He looks like Jesus, if Jesus had let himself go.
when im bored during the day i often think, what do people who dont get high do with their day.. i came to the conlcusion that everyone must be getting high
glow-in-the-dark stars on his ceiling from '98 totally make blowing him more romantic.
You guys need to stop introducing me as "the girl you shared"
He picked me up for our 1st date and saw my roommate crying on the floor Fabreesing her vagina...
I think this breakup is Gods way of telling me I deserve a bigger dick
My password hint says "not sunset, also facebook." i need to stop doing computer things while high. I will never figure this clue out.
I don't really know how to say this, but I have an oven mitt to return to you tomorrow..
Right now, there's some ten year old kid getting ready to go outside and play basketball. He will soon find out his basketball hoop was no match for my car.
Swish.
Just went over my top ten highlight reel with that guy I'm fucking. It was like we were sports announcers. But about sex.
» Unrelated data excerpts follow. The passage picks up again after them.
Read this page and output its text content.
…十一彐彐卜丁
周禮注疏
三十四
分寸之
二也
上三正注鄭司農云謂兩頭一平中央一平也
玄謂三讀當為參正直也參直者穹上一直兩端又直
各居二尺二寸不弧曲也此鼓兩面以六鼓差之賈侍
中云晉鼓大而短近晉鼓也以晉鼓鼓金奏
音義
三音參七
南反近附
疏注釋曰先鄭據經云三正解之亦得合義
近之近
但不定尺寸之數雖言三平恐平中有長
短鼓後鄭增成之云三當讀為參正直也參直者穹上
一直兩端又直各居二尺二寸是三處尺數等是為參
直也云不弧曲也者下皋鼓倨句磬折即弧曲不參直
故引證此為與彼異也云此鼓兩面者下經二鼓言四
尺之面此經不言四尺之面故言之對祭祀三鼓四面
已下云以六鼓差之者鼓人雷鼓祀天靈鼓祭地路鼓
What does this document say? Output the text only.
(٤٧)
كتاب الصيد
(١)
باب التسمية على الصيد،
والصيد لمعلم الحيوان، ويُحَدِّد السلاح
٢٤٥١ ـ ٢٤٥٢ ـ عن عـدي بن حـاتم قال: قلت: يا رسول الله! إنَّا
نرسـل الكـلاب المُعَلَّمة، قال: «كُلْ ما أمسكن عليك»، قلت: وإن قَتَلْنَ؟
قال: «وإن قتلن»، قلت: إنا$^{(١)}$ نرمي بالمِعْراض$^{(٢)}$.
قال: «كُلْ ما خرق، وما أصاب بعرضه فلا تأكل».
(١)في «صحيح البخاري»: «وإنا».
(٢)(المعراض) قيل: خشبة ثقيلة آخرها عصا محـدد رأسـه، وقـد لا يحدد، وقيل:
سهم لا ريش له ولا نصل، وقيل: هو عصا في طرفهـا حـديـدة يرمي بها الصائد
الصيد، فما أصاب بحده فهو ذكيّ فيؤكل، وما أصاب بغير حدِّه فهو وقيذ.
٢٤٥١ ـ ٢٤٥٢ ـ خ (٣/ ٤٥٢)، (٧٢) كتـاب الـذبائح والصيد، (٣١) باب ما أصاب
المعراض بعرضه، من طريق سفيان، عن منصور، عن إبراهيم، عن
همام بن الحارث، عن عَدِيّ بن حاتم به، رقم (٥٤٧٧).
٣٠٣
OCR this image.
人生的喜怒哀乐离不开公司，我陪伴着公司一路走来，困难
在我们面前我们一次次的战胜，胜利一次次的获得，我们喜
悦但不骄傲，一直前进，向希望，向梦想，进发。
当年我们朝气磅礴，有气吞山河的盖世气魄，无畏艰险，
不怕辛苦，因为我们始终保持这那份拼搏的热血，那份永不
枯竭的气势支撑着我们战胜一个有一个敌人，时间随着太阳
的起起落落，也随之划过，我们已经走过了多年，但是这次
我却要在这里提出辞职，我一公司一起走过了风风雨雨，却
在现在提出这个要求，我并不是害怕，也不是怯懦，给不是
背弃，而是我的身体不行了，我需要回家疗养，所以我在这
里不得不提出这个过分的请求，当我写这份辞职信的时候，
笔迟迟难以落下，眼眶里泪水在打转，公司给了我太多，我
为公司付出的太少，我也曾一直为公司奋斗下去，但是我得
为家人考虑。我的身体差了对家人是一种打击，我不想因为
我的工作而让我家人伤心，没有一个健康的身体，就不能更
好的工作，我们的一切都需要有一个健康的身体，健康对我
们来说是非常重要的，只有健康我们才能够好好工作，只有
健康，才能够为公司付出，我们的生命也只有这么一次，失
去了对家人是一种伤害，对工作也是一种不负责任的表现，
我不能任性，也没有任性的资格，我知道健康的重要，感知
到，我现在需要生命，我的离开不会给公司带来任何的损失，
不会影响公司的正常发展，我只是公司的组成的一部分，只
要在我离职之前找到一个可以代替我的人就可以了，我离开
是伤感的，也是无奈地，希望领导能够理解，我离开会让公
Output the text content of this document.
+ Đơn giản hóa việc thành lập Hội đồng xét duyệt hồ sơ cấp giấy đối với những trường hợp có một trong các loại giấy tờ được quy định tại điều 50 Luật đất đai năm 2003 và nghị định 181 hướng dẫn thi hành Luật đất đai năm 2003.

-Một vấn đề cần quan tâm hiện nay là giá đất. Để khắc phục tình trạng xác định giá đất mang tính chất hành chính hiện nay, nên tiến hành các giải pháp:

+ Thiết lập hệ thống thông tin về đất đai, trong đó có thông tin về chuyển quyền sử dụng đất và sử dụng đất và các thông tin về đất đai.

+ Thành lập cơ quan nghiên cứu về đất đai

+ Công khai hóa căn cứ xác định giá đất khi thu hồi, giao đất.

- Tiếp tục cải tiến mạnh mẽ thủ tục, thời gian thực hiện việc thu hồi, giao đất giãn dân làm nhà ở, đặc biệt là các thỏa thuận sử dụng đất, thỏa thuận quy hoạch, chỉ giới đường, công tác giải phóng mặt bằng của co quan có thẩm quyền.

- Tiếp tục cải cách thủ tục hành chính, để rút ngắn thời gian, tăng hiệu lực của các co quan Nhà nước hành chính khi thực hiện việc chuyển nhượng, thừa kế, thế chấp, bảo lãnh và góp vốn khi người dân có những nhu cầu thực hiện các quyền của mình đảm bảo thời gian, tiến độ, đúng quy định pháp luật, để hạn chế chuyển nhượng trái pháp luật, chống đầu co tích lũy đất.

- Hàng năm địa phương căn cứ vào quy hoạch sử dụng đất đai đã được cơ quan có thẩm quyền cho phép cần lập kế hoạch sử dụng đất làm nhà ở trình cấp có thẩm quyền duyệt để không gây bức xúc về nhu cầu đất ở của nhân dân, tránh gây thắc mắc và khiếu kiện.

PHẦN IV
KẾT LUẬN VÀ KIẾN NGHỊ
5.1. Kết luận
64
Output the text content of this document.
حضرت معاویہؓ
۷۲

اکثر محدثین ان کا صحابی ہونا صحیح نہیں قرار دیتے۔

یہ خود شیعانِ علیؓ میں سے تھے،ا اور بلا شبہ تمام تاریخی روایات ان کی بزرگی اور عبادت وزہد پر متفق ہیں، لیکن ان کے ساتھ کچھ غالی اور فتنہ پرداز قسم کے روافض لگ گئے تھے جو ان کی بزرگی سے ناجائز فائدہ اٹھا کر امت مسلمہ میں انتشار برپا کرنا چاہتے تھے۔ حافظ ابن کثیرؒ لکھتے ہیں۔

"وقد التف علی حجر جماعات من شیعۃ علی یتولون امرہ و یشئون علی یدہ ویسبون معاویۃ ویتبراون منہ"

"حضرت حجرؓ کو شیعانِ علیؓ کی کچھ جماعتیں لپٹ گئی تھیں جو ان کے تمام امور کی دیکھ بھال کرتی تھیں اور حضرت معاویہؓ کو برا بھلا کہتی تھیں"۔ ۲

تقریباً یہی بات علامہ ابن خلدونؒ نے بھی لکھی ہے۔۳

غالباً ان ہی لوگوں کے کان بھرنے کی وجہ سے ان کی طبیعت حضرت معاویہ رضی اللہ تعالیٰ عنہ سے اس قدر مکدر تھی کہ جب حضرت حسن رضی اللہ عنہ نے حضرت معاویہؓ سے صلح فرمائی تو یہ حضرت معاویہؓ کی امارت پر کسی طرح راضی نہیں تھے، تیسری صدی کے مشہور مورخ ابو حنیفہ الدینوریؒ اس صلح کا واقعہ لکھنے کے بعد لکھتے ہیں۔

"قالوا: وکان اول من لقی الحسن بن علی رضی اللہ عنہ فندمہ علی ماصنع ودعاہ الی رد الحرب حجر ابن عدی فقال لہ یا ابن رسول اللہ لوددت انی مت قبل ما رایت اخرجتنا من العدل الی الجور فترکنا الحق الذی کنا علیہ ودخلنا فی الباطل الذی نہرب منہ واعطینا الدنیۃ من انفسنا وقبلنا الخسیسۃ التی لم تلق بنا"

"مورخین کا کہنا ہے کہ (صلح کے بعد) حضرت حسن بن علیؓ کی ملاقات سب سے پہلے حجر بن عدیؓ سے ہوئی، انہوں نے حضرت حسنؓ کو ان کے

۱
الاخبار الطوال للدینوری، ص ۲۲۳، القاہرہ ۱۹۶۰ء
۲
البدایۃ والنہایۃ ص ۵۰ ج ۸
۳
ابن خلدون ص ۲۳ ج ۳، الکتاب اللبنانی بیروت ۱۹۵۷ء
Definitely thought about throwing up in the cat box since it's not as far to the bathroom..
I just got hit with cramps and found a mystery pill. I'm gonna stay put for an hour and at least see what happens.
She came home, put on the news, left a 20 minute drunk message on her friends machine, then proceeded to play back the entire message laughing hysterically and then just passed out
I was giving him head and he slipped one of those hats with propellors on top on my head.